Why have OSA?
OSA is of value to you for 4 reasons
- A single, consistent, clearly defined control catalog provides an excellent means to simplify requirements from numerous standards, governance frameworks, legislation and regulations.
- Patterns are a great way to show the best practice set of controls that should be specified for a given situation.
- Many eyes make for better security, the OSA community helps create high quality material through the experience of the group.
- Applying OSA patterns in your work gives you a fast start, improves the quality of the solution you deploy, and reduces overall effort.
Longer term strategic considerations
OSA can provide significant benefits in the longer term due to the nexus of a number of trends that are playing out at the moment in the IT industry.
1) The IT world is changing to an environment where services will be provided and consumed in complex webs. Companies prefer to buy IT services rather than implement, build and operate.
- Many large IT consumers have already outsourced the specification, creation, implementation, operation and management of IT systems to other providers, and these providers also often subcontract further e.g. (India to China).
- Software as a Service is becoming a viable model given ubiquitous access to high bandwidth connections, and the economies of scale that be derived from common hardware and software platforms. Service oriented Architectures provide the means for IT consumers to access complex combinations of these services.
2) Assuring the appropriate security of IT services become ever more important as we place more reliance on them for critical tasks.
- The confidentiality of a chain of components is only as good as the weakest link.
- The availability of a chain of components is the availability of each component multiplied together (therefore lower than any individual component)
- The integrity of a chain of components is only as good as the weakest link.
3) In addition IT consumers need to assure that an IT service will meet the Governance, Risk and Compliance (GRC) requirements for the business process that is being supported. If the service is provided by one or more suppliers it can be intuitively appreciated that the complexity of this task increases. Furthermore this is a task that must be repeated to ensure that the IT service continues to meet these requirements. GRC requirements are often hard to articulate and can be specified by multiple, inconsistent, and often overlapping standards.
- There are many security standards such as ISO27001, ISF SOGP.
- There are many Governance standards such as COBIT, COSO and ITIL.
- Legal and regulatory standards vary by jurisdiction.
By mapping regulations and legislation against a standard controls catalog we can reduce duplication, increase clarity and improve the ability to implement within specific systems. Additionally by linking the Open Controls catalog to Implementation specific problems we can provide a standard set of "use cases" that show the controls needed to provide conformant and performant services.
- GRC requirements can be easily mapped to the control objectives.
- Control objectives can be easily mapped into solution architectures, with links to the underlying implementation standards.
- Efficiency and effectiveness is increased by creating a standard set of very high quality artifacts that can be deployed many times.
Benefits
OSA can provide benefits to IT service consumers, IT service suppliers and IT vendors, giving the entire IT community an interest in using and improving.
- IT service consumers need to integrate diverse architectures from many suppliers in complex chains.
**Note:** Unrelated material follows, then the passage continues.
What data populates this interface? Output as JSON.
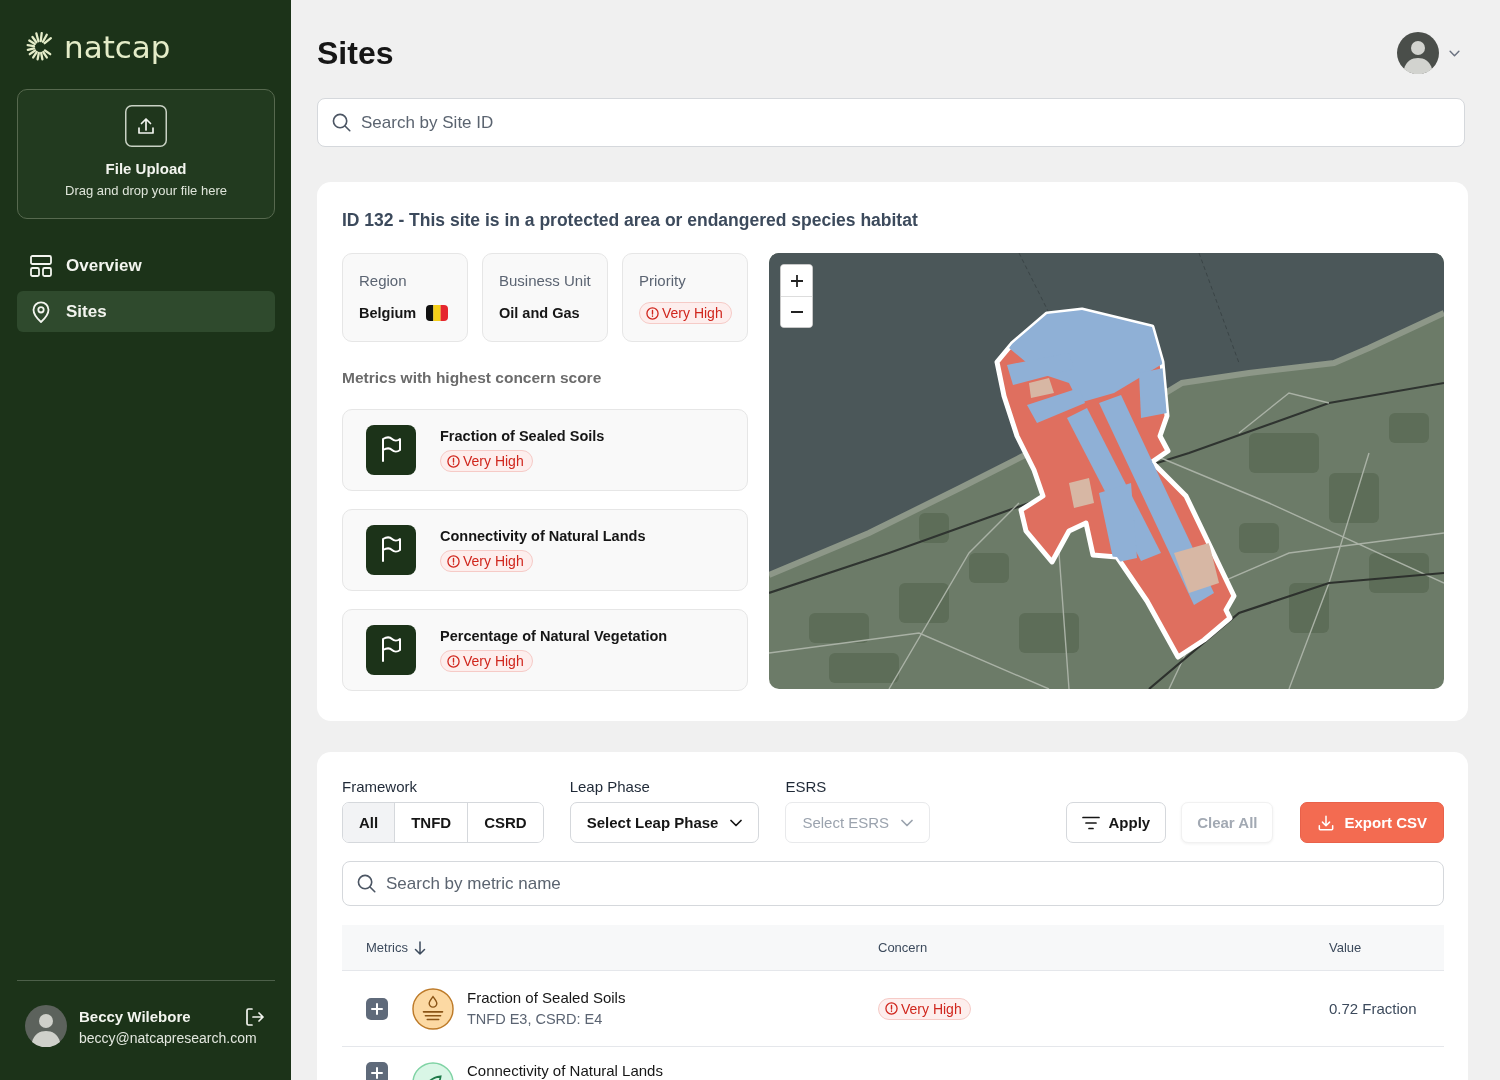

They win using OSA because they can better specify or assess services or products they purchase, and improve the quality of products they build. They can reduce knowledge risks from the architecture being in the suppliers control. Additionally they increase confidence in the ability to integrate services, improve conformance with GRC requirements and reduce audit costs.
- IT service suppliers want to supply services to the maximum number of consumers, minimizing the cost to specify, implement and operate, while ensuring that the services meet the consumers requirements. They win using OSA as they can provide conformant solutions at the least cost to the largest market.
- IT vendors want to supply products that meet market needs and have a low TCO for the IT service supplier that will operate. They win using OSA as they are able to build systems with relevant and appropriate controls.
But why Open?
The reason we believe an open approach is best is because we do not think any one party can represent the interests of all parties who will participate in these complex webs of services. An open approach means that the patterns and catalogues will benefit the whole community and can be more quickly improved and refined by the common experience of participants.
In the same way that the Internet uses design standards for communication protocols and applications, we feel that the time has come to apply these same concepts at a higher abstraction level i.e. architecture.
By implementing as a closed system we would simply perpetuate "Yet Another Control Standard" and would fail to win the real prize of unifying the control standards with architecture patterns and implementation standards.